Tuesday, May 5, 2020 / by Vanessa Saunders
From Vanessa Saunders, MBA, MIMC , Broker Owner, Global Property Systems Real Estate.
The Coronavirus outbreak has left many Americans dealing with reduced income or unemployment. In response, the federal government enacted the Coronavirus Aid, Relief, and Economic Security Act (CARES), which in part directs lenders to provide mortgage relief options to affected homeowners. But some lenders are mishandling the program and innocent borrowers are suffering the consequences.
The CARES Act requires lenders to offer borrowers up to 180 days’ forbearance, with the option for borrowers to request an additional 180 days’ forbearance or to stop the forbearance at any time. You can be directly or indirectly affected by the COVID-19 outbreak to qualify for forbearance, and you do not have to be delinquent on your mortgage. You can apply before you’ve missed a payment.
Under the terms of the CARES Act, lenders won’t report forbearance to the credit bureaus. “The lender should report it as "paying as agreed,” says Rocke Andrews, current president of the National Association of Mortgage Brokers. "Once the forbearance is repaid," Andrews says, “in theory, it shouldn’t affect your ability to refinance or purchase in the future.”
Some individual lenders and state governments are also taking independent action to provide mortgage relief to homeowners. All well and good.
But not so fast. One of our company's lender's loan originators called us with some frightening news. The lender reported that a surprising number of closings were falling through. After a little investigation, the lender noticed that nearly all had requested a forbearance of their current mortgage payments according to directions by the CARES Act, The borrowers waiting to close on a new home found their new credit score no longer qualified them for the mortgage they'd agreed to.
How could this be? According to the CARES Act, lenders weren't to report forbearance to the credit bureaus. As Rocke Andrews stated above, lenders were to report it as paying as agreed. But lenders were reporting a "late" instead, causing their credit score to drop.
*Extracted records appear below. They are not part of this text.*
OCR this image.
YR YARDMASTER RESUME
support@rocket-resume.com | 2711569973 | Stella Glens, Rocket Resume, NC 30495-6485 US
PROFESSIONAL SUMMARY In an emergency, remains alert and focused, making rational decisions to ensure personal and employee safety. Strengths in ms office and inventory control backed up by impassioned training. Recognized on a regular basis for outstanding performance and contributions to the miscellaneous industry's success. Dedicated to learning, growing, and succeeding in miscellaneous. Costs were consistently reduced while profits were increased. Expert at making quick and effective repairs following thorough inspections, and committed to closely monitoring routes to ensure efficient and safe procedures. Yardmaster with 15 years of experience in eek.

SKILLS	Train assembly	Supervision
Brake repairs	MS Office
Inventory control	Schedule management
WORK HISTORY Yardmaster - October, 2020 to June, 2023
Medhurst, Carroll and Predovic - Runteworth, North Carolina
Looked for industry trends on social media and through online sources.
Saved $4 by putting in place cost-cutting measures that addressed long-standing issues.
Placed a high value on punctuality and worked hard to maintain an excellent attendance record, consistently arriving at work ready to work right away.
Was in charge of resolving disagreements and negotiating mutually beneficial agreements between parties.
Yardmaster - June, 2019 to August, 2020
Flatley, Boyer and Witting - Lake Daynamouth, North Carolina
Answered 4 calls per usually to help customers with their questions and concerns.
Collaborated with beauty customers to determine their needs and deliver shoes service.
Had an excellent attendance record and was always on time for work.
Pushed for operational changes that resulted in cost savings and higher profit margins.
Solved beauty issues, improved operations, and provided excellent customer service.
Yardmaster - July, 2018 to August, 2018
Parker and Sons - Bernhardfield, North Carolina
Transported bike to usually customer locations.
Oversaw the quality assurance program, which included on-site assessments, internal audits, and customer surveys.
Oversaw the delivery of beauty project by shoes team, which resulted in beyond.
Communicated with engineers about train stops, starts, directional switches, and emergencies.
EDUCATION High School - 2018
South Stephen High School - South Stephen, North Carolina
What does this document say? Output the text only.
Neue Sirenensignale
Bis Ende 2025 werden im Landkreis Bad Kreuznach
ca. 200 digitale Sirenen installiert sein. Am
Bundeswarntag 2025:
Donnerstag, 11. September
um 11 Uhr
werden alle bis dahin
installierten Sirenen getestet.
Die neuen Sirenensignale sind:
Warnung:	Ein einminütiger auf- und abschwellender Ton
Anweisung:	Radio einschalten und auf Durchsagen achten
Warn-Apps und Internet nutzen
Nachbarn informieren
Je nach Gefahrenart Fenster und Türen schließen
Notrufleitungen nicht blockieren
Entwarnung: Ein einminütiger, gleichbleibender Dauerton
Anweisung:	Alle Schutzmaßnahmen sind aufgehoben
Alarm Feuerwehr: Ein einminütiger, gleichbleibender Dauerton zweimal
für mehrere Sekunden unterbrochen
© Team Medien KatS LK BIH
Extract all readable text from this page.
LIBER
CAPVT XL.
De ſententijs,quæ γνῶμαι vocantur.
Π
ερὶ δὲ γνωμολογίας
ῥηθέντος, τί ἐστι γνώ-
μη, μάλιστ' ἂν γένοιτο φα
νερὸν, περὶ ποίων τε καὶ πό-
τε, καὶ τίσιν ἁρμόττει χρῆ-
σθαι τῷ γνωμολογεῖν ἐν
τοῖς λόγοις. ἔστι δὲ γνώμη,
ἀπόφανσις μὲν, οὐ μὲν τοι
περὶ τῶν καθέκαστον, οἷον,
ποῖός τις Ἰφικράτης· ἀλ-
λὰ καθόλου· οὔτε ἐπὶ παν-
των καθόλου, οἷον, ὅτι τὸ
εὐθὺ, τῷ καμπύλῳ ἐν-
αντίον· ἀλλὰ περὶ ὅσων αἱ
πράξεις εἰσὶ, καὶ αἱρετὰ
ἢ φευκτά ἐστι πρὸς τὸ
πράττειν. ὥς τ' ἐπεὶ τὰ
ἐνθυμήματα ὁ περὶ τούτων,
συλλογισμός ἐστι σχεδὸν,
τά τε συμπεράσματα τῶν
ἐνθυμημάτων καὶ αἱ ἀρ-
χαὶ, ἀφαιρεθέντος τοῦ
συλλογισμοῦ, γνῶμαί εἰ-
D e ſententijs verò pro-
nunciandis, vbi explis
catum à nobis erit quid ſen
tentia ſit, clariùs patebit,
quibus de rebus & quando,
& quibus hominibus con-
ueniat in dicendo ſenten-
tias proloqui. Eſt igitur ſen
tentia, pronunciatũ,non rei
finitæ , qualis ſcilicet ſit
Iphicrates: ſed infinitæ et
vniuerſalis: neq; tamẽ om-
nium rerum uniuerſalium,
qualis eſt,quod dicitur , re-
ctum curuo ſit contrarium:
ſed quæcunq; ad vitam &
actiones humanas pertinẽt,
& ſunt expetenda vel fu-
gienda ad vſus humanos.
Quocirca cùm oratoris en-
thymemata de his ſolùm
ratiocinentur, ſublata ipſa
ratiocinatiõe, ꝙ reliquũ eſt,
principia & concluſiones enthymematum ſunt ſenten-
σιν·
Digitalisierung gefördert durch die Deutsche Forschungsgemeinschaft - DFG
Whether by human error or a misunderstanding of the CARES Act, there may be thousands of borrowers in the U.S. failing to qualify for mortgages that they would have been able to qualify for and losing homes they could have purchased. Tracking them down and correcting the mistake could take months. Learn more about how mortgage forbearance works.
What to do now?
If you recently took out a forbearance on your mortgage, find your closing documents (either hard copies or electronic versions) and look for the Closing Disclosure. In the upper right of the first page of this document, under “Loan Information,” you’ll see check boxes indicating your loan type: conventional, FHA, VA or other. If you can’t locate this document, try looking at your monthly mortgage statement or contacting your lender at the phone number listed on the statement. Speak to your lender to be sure your forbearance is reported correctly and you will not suffer damaged credit.